Los nuevos tribunales y otros edificios modernos habían renovado el rostro de un barrio que recorrí desde antes de instalar mi oficina de investigaciones. Había conocido los antiguos y roñosos Tribunales del Crimen que funcionaban junto a la Cárcel Pública de Santiago. Estaban ubicados en un segundo piso y para llegar a ellos era necesario subir por una escalera de madera que tenía los peldaños hundidos por su uso durante decenas de años. Sus escritorios solían estar cubiertos de gruesos y sebosos expedientes, manipulados por actuarios a los que había que dar una sustanciosa propina para que agilizaran la tramitación de las causas.
Al regresar a la oficina me atajó Moquete y me entregó un sobre café. Lo abrí mientras subía en el ascensor y descubrí que contenía dos fotocopias de tamaño doble carta y una nota de Campbell en la que me pedía que leyera con atención las noticias que me enviaba.
Dejé las fotocopias sobre el escritorio y las observé unos segundos sin atreverme a tocarlas, como si se tratara de dos láminas de fierro candente. Reproducían la sección Vida Social de un diario publicado diez años atrás. La página incluía fotos tomadas en el balneario de Santo Domingo, y en todas ellas se veían parejas o grupos de veraneantes que posaban con sus sonrisas relucientes y una expresión de felicidad infinita en sus miradas.
No me llamaron la atención a primera vista. Tuve que leer los textos que acompañaban a las fotos y volver a mirar las imágenes para reconocerlos. Se veían alegres, jóvenes y probablemente enamorados. Tomé el teléfono y llamé a Marcos Campbell.
–Demoraste en llamar –dijo y lo imaginé sonriendo, con un café sobre su escritorio y un cigarrillo en los labios.
–Vi tu sobre. ¿Cómo diste con esas páginas?
–Las descubrí en internet y luego fui a fotocopiarlas a tamaño real en la Biblioteca Nacional. Suelo ver las páginas sociales para estudiar la iconografía de las diferencias sociales en nuestro país. Es un trabajo que realizo desde hace años y a pesar de eso nunca dejo de asombrarme con la capacidad de los adinerados para exponer sus relaciones y estatus. Espero que te sirvan para la investigación.

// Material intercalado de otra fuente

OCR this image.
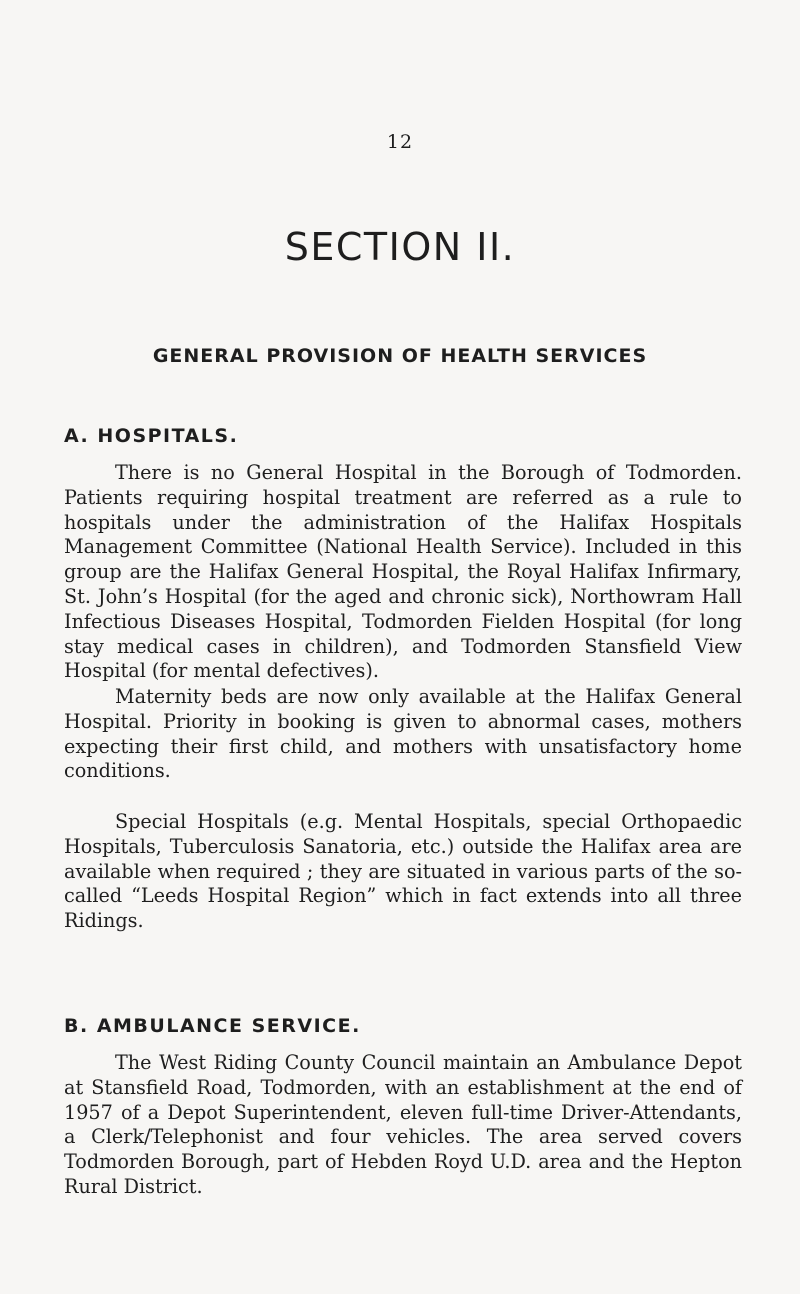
12
SECTION II.
GENERAL PROVISION OF HEALTH SERVICES
A. HOSPITALS.

There is no General Hospital in the Borough of Todmorden. Patients requiring hospital treatment are referred as a rule to hospitals under the administration of the Halifax Hospitals Management Committee (National Health Service). Included in this group are the Halifax General Hospital, the Royal Halifax Infirmary, St. John’s Hospital (for the aged and chronic sick), Northowram Hall Infectious Diseases Hospital, Todmorden Fielden Hospital (for long stay medical cases in children), and Todmorden Stansfield View Hospital (for mental defectives).

Maternity beds are now only available at the Halifax General Hospital. Priority in booking is given to abnormal cases, mothers expecting their first child, and mothers with unsatisfactory home conditions.

Special Hospitals (e.g. Mental Hospitals, special Orthopaedic Hospitals, Tuberculosis Sanatoria, etc.) outside the Halifax area are available when required ; they are situated in various parts of the so-called “Leeds Hospital Region” which in fact extends into all three Ridings.

B. AMBULANCE SERVICE.

The West Riding County Council maintain an Ambulance Depot at Stansfield Road, Todmorden, with an establishment at the end of 1957 of a Depot Superintendent, eleven full-time Driver-Attendants, a Clerk/Telephonist and four vehicles. The area served covers Todmorden Borough, part of Hebden Royd U.D. area and the Hepton Rural District.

–Por el momento me han dado en qué pensar, como me ocurre con las películas que tienen un final que explica las escenas iniciales que no entendimos. Gracias por acordarte de mis pesquisas.
–Nada es gratis en los tiempos que corren y nos envejecen. Tú pagarás la próxima vez que nos juntemos a calmar la sed.
–Cuenta con eso. Ahora tengo que salir a formular unas preguntas que me inquietan –dije antes de despedirme y recordar las palabras que Gamboa había susurrado a mis oídos y que de pronto asocié a las fotos de Campbell.
Simenon me miraba desde el escritorio. Había seguido con interés mi conversación con el periodista.
–¿Te he dicho que investigar un crimen es igual a comer una alcachofa? Se van sacando las hojas, una a una, lentamente, hasta llegar al corazón del fruto o la verdad.
–¿No dijiste alguna vez que investigar es como escribir una novela?
–Un símil no invalida al otro, Simenon. Investigar puede ser igual a muchas cosas. ¿Acaso un gato no se parece a otro?
–Abre la puerta del departamento y ve a lo tuyo. Necesitas tomar aire y relajarte.
Llamé a la oficina de la fiscal Rosero. Me mandó a decir con su secretaria que me recibiría por la noche en su departamento. Tenía tres horas para dormir una siesta y tomar una ducha.